New York Criminal Attorney: NY Criminal Defense – Bukh Law Firm

New York Prosecutor Highlights Need for Regulations to Fight Data Encryption

A top prosecutor of New York Country says that Apple and Google should be legally required to give police access to customer data that may be deemed necessary when investigating crimes.

According to Cyrus Vance, Manhattan District Attorney, federal and state governments should consider passing laws that forbid devices like smartphones, tablets etc. to be sealed off from law enforcement agencies.
Apple and Google had stated last year that their devices are equipped with encrypted data that shields contact lists, documents and photographs from unwanted eyes.

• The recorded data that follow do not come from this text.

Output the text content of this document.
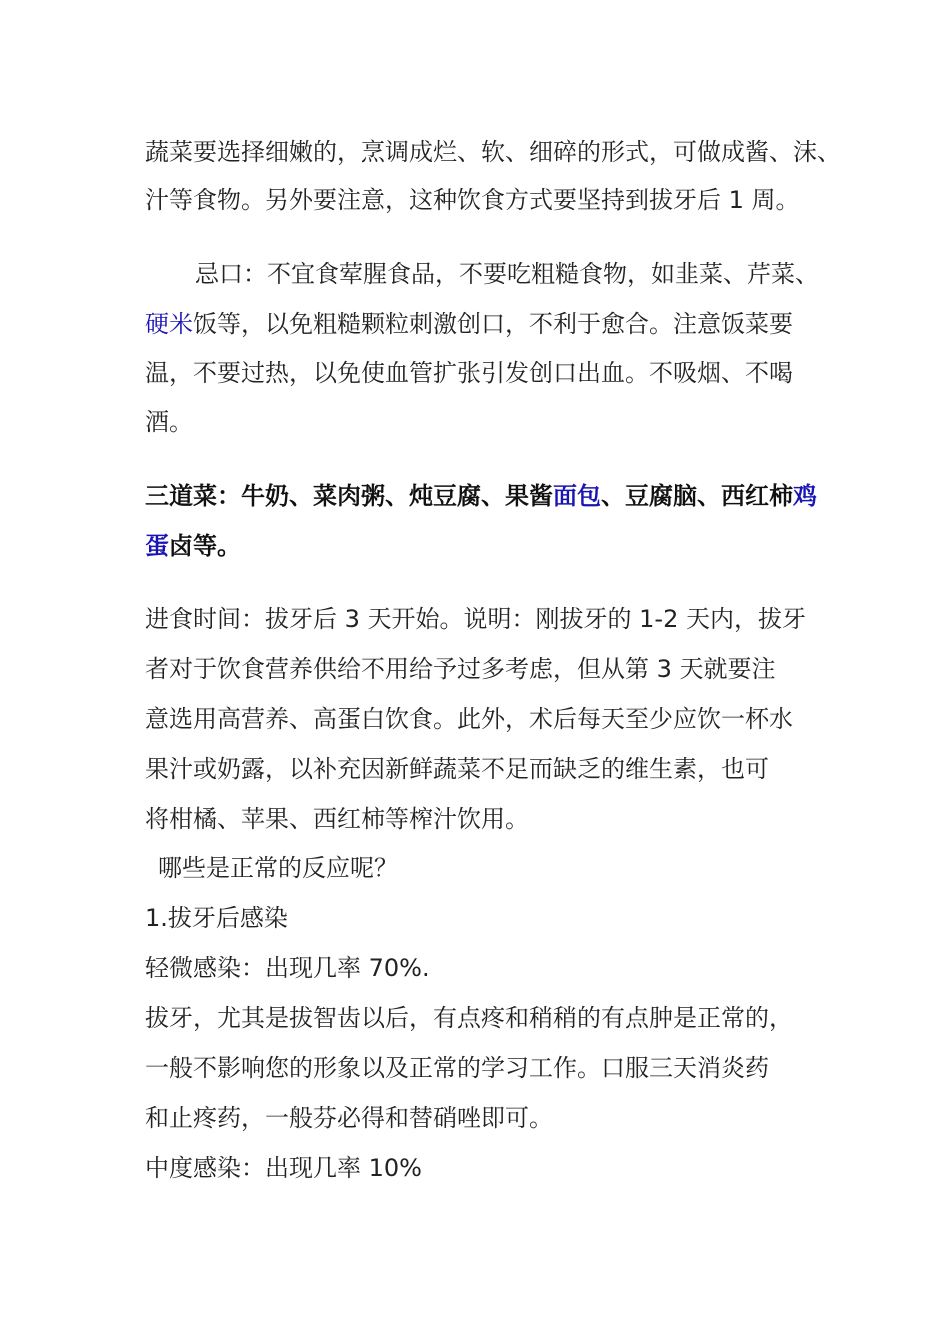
蔬菜要选择细嫩的，烹调成烂、软、细碎的形式，可做成酱、沫、
汁等食物。另外要注意，这种饮食方式要坚持到拔牙后 1 周。
忌口：不宜食荤腥食品，不要吃粗糙食物，如韭菜、芹菜、
硬米饭等，以免粗糙颗粒刺激创口，不利于愈合。注意饭菜要
温，不要过热，以免使血管扩张引发创口出血。不吸烟、不喝
酒。
三道菜：牛奶、菜肉粥、炖豆腐、果酱面包、豆腐脑、西红柿鸡
蛋卤等。
进食时间：拔牙后 3 天开始。说明：刚拔牙的 1-2 天内，拔牙
者对于饮食营养供给不用给予过多考虑，但从第 3 天就要注
意选用高营养、高蛋白饮食。此外，术后每天至少应饮一杯水
果汁或奶露，以补充因新鲜蔬菜不足而缺乏的维生素，也可
将柑橘、苹果、西红柿等榨汁饮用。
哪些是正常的反应呢？
1.拔牙后感染
轻微感染：出现几率 70%.
拔牙，尤其是拔智齿以后，有点疼和稍稍的有点肿是正常的，
一般不影响您的形象以及正常的学习工作。口服三天消炎药
和止疼药，一般芬必得和替硝唑即可。
中度感染：出现几率 10%
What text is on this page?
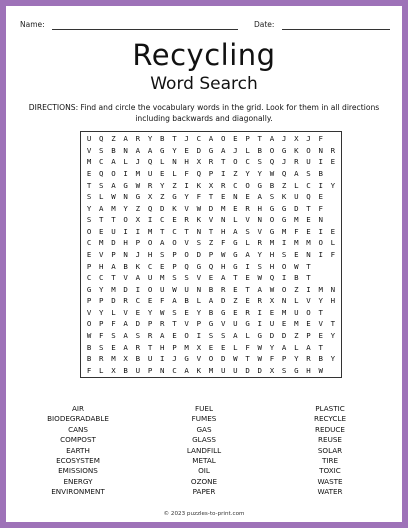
Name:	Date:
Recycling
Word Search
DIRECTIONS: Find and circle the vocabulary words in the grid. Look for them in all directions including backwards and diagonally.
U	Q	Z	A	R	Y	B	T	J	C	A	O	E	P	T	A	J	X	J	F
V	S	B	N	A	A	G	Y	E	D	G	A	J	L	B	O	G	K	O	N	R
M	C	A	L	J	Q	L	N	H	X	R	T	O	C	S	Q	J	R	U	I	E
E	Q	O	I	M	U	E	L	F	Q	P	I	Z	Y	Y	W	Q	A	S	B
T	S	A	G	W	R	Y	Z	I	K	X	R	C	O	G	B	Z	L	C	I	Y
S	L	W	N	G	X	Z	G	Y	F	T	E	N	E	A	S	K	U	Q	E
Y	A	M	Y	Z	Q	D	K	V	W	D	M	E	R	H	G	G	D	T	F
S	T	T	O	X	I	C	E	R	K	V	N	L	V	N	O	G	M	E	N
O	E	U	I	I	M	T	C	T	N	T	H	A	S	V	G	M	F	E	I	E
C	M	D	H	P	O	A	O	V	S	Z	F	G	L	R	M	I	M	M	O	L
E	V	P	N	J	H	S	P	O	D	P	W	G	A	Y	H	S	E	N	I	F
P	H	A	B	K	C	E	P	Q	G	Q	H	G	I	S	H	O	W	T
C	C	T	V	A	U	M	S	S	V	E	A	T	E	W	Q	I	B	T
G	Y	M	D	I	O	U	W	U	N	B	R	E	T	A	W	O	Z	I	M	N
P	P	D	R	C	E	F	A	B	L	A	D	Z	E	R	X	N	L	V	Y	H
V	Y	L	V	E	Y	W	S	E	Y	B	G	E	R	I	E	M	U	O	T
O	P	F	A	D	P	R	T	V	P	G	V	U	G	I	U	E	M	E	V	T
W	F	S	A	S	R	A	E	O	I	S	S	A	L	G	D	D	Z	P	E	Y
B	S	E	A	R	T	H	P	M	X	E	E	L	F	W	Y	A	L	A	T
B	R	M	X	B	U	I	J	G	V	O	D	W	T	W	F	P	Y	R	B	Y
F	L	X	B	U	P	N	C	A	K	M	U	U	D	D	X	S	G	H	W
AIR
BIODEGRADABLE
CANS
COMPOST
EARTH
ECOSYSTEM
EMISSIONS
ENERGY
ENVIRONMENT
FUEL
FUMES
GAS
GLASS
LANDFILL
METAL
OIL
OZONE
PAPER
PLASTIC
RECYCLE
REDUCE
REUSE
SOLAR
TIRE
TOXIC
WASTE
WATER
© 2023 puzzles-to-print.com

This includes hackers, thieves and the government.

However, Vance challenges this measure and says, ““It’s developed into a sort of high-stakes game. They’ve eliminated accessibility in order to market the product. Now that means we have to figure out how to solve a problem that we didn’t create.”

Both Apple and Google have not issued any statement in this regard. Vance believes he is going rouge by speaking on this matter at the conference hosted by the FBI but according to him, it is essential to enable the police to stop crimes against children as well as solve murders. He also pointed out that law enforcement agencies have not yet spoken in a unified voice about this issue.

In the recent years, there have been several high profile hacking incidents that have forced technology companies to increase security measures for consumers. Companies like Apple and Google now offer phones that can automatically scramble data and provide the owner a digital key that would be needed to unlock it. This makes it harder for law enforcement agencies to get access to the content of suspects’ phone without their knowledge or cooperation.

A large number of criminal cases today have a digital component. There is significant evidence stored on smartphones that could be used to identify, locate and prosecute criminals. However, many cases cannot be prosecuted effectively if the perpetrators have phone software that incorporates Apple and Google’s privacy guarantees.

Vance recommends that legal requirements should be crafted since this is an issue of public safety. Apple and Google may have made a conscious decision to make their devices inaccessible but law enforcement agencies should also figure out ways in which they would be able to access data and content if required, to do their job.